Como quase qualquer avanço ao longo da história, a imunização enfrentou a oposição de alguns setores da Igreja. No século XVIII, um proeminente reverendo cristão de Londres, Edmund Massey, diante dos progressos que acabariam resultando na vacina de Jenner, atacou as medidas de saúde preventivas por julgar que elas se opunham aos desígnios de Deus. No entanto, seus argumentos acabaram no lixo da história e o sucesso da vacina no século XIX foi enorme.
(Ali Maow Maalin, último doente natural de varíola OMS
Em 1803, o médico espanhol Francisco Xavier Balmis recolheu 18 crianças dos orfanatos de Santiago de Compostelae outras quatro de instituições de Madri. A missão envolvendo os chamados galeguinhos consistia em embarcá-los em um navio na Corunha e serem inoculados com a suposta varíola bovina, um a um, para que a vacina chegasse viva, de braço a braço, até a América, onde a doença levada pelos espanhóis tinha aniquilado civilizações inteiras.
Diante da falta de injeções de varíola bovina, a vacina era transportada desta maneira rudimentar pelo mundo, assim como os humanos pré-históricos transportavam sua tocha no filme A Guerra do Fogo. Em 1864, por exemplo, o médico francês Gustave Lanoix viajou até Nápoles, onde o italiano Giuseppe Nigri aperfeiçoara um método para passar a vacina de linfa de bezerro a bezerro, sem precisar dos bracinhos de crianças. Impressionado, Lanoix regressou a Paris com uma vaca napolitana e montou o Instituto de Vacinação Animal.
(Médico de Barcelona extrai sangue de um cavalo COMB)

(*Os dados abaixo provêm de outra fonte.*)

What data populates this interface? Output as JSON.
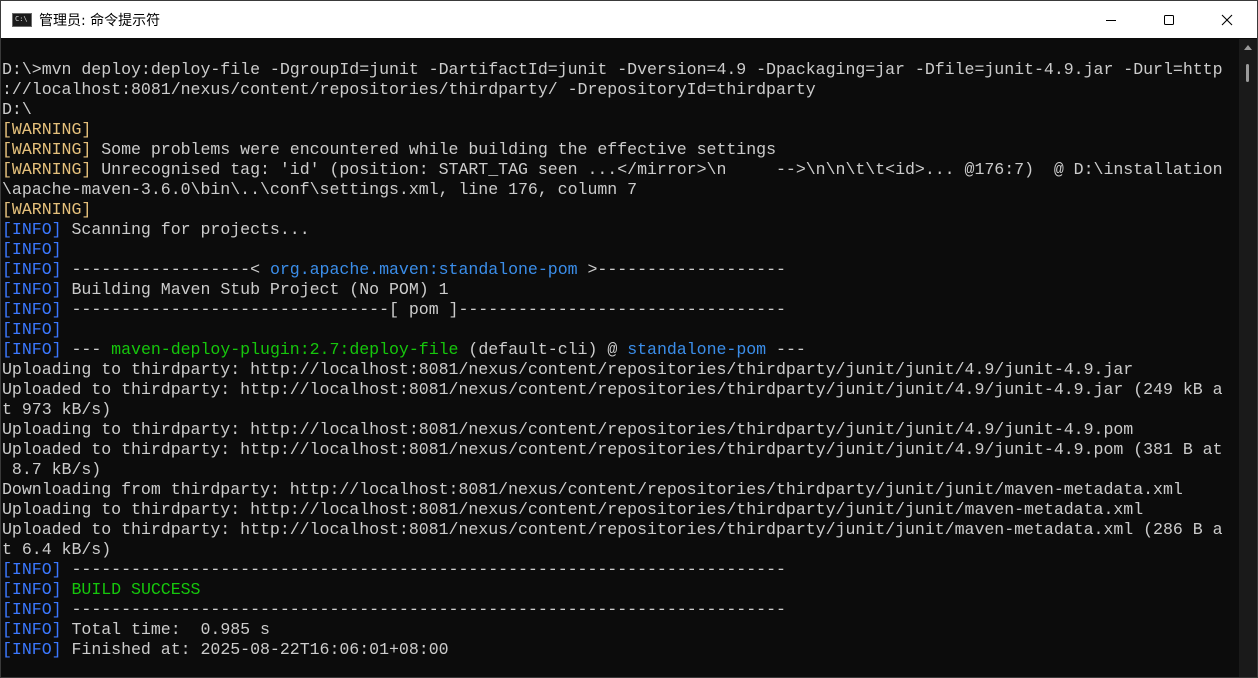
{
  "window": {
    "title": "管理员: 命令提示符"
  },
  "lines": [
    [
      {
        "t": "D:\\>mvn deploy:deploy-file -DgroupId=junit -DartifactId=junit -Dversion=4.9 -Dpackaging=jar -Dfile=junit-4.9.jar -Durl=http"
      }
    ],
    [
      {
        "t": "://localhost:8081/nexus/content/repositories/thirdparty/ -DrepositoryId=thirdparty"
      }
    ],
    [
      {
        "t": "D:\\"
      }
    ],
    [
      {
        "t": "[WARNING]",
        "c": "warn"
      }
    ],
    [
      {
        "t": "[WARNING]",
        "c": "warn"
      },
      {
        "t": " Some problems were encountered while building the effective settings"
      }
    ],
    [
      {
        "t": "[WARNING]",
        "c": "warn"
      },
      {
        "t": " Unrecognised tag: 'id' (position: START_TAG seen ...</mirror>\\n     -->\\n\\n\\t\\t<id>... @176:7)  @ D:\\installation"
      }
    ],
    [
      {
        "t": "\\apache-maven-3.6.0\\bin\\..\\conf\\settings.xml, line 176, column 7"
      }
    ],
    [
      {
        "t": "[WARNING]",
        "c": "warn"
      }
    ],
    [
      {
        "t": "[INFO]",
        "c": "info"
      },
      {
        "t": " Scanning for projects..."
      }
    ],
    [
      {
        "t": "[INFO]",
        "c": "info"
      }
    ],
    [
      {
        "t": "[INFO]",
        "c": "info"
      },
      {
        "t": " ------------------< "
      },
      {
        "t": "org.apache.maven:standalone-pom",
        "c": "blu"
      },
      {
        "t": " >-------------------"
      }
    ],
    [
      {
        "t": "[INFO]",
        "c": "info"
      },
      {
        "t": " Building Maven Stub Project (No POM) 1"
      }
    ],
    [
      {
        "t": "[INFO]",
        "c": "info"
      },
      {
        "t": " --------------------------------[ pom ]---------------------------------"
      }
    ],
    [
      {
        "t": "[INFO]",
        "c": "info"
      }
    ],
    [
      {
        "t": "[INFO]",
        "c": "info"
      },
      {
        "t": " --- "
      },
      {
        "t": "maven-deploy-plugin:2.7:deploy-file",
        "c": "grn"
      },
      {
        "t": " (default-cli) @ "
      },
      {
        "t": "standalone-pom",
        "c": "blu"
      },
      {
        "t": " ---"
      }
    ],
    [
      {
        "t": "Uploading to thirdparty: http://localhost:8081/nexus/content/repositories/thirdparty/junit/junit/4.9/junit-4.9.jar"
      }
    ],
    [
      {
        "t": "Uploaded to thirdparty: http://localhost:8081/nexus/content/repositories/thirdparty/junit/junit/4.9/junit-4.9.jar (249 kB a"
      }
    ],
    [
      {
        "t": "t 973 kB/s)"
      }
    ],
    [
      {
        "t": "Uploading to thirdparty: http://localhost:8081/nexus/content/repositories/thirdparty/junit/junit/4.9/junit-4.9.pom"
      }
    ],
    [
      {
        "t": "Uploaded to thirdparty: http://localhost:8081/nexus/content/repositories/thirdparty/junit/junit/4.9/junit-4.9.pom (381 B at"
      }
    ],
    [
      {
        "t": " 8.7 kB/s)"
      }
    ],
    [
      {
        "t": "Downloading from thirdparty: http://localhost:8081/nexus/content/repositories/thirdparty/junit/junit/maven-metadata.xml"
      }
    ],
    [
      {
        "t": "Uploading to thirdparty: http://localhost:8081/nexus/content/repositories/thirdparty/junit/junit/maven-metadata.xml"
      }
    ],
    [
      {
        "t": "Uploaded to thirdparty: http://localhost:8081/nexus/content/repositories/thirdparty/junit/junit/maven-metadata.xml (286 B a"
      }
    ],
    [
      {
        "t": "t 6.4 kB/s)"
      }
    ],
    [
      {
        "t": "[INFO]",
        "c": "info"
      },
      {
        "t": " ------------------------------------------------------------------------"
      }
    ],
    [
      {
        "t": "[INFO]",
        "c": "info"
      },
      {
        "t": " "
      },
      {
        "t": "BUILD SUCCESS",
        "c": "grn"
      }
    ],
    [
      {
        "t": "[INFO]",
        "c": "info"
      },
      {
        "t": " ------------------------------------------------------------------------"
      }
    ],
    [
      {
        "t": "[INFO]",
        "c": "info"
      },
      {
        "t": " Total time:  0.985 s"
      }
    ],
    [
      {
        "t": "[INFO]",
        "c": "info"
      },
      {
        "t": " Finished at: 2025-08-22T16:06:01+08:00"
      }
    ]
  ]
}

Ali, logo em 1866, o francês substituiu a cepa italiana por líquido de pústulas de um surto de varíola em vacas do vilarejo de Beaugency, no vale do Loire. A partir dessas amostras, começou a estandardização da vacina. A chamada linfa de Beaugency viajou pela Europa e se espalhou pela África e pela América. Chegou ao Brasil em 1887. “Fizemos o sequenciamento do genoma completo dessa cepa e vimos que ela está extremamente ligada ao vírus da varíola equina”, afirma Damaso.
Na realidade, todas as amostras de vacinas antigas que ainda estão conservadas contêm o vaccínia, um vírus de origem desconhecida que não é encontrado na natureza e que pertence à mesma família que as varíolas humana, bovina e equina. Damaso recorda que a versão dos cavalos também pode infectar as vacas, produzindo as mesmas pústulas, e vice-versa.
O virologista espanhol Antonio Alcamí, membro da Comissão Assessora da OMS em Pesquisas sobre o Vírus da Varíola, concorda com Damaso: “Acredito que, provavelmente, o vaccínia que faz parte das vacinas humanas é um horsepox [vírus da varíola equina] europeu isolado no século XIX”. É impossível comprovar sua hipótese. O vírus equino tampouco pode ser mais encontrado na natureza.
O médico José Tuells, da Universidade de Alicante, na Espanha, é um dos maiores especialistas do mundo na história da vacina da varíola. Não se surpreende com as conclusões de Damaso. Tuells recorda que o próprio Jenner, em 1798, descrevia sete casos nos quais utilizou pústulas de cavalo como fonte do pus para a vacina. “Quando não tinham cavalos, eles colhiam linfa de vaca ou de cabra ou do que fosse. Se a da cabra tivesse triunfado, agora não teríamos vacinação, mas sim cabronação”, brinca.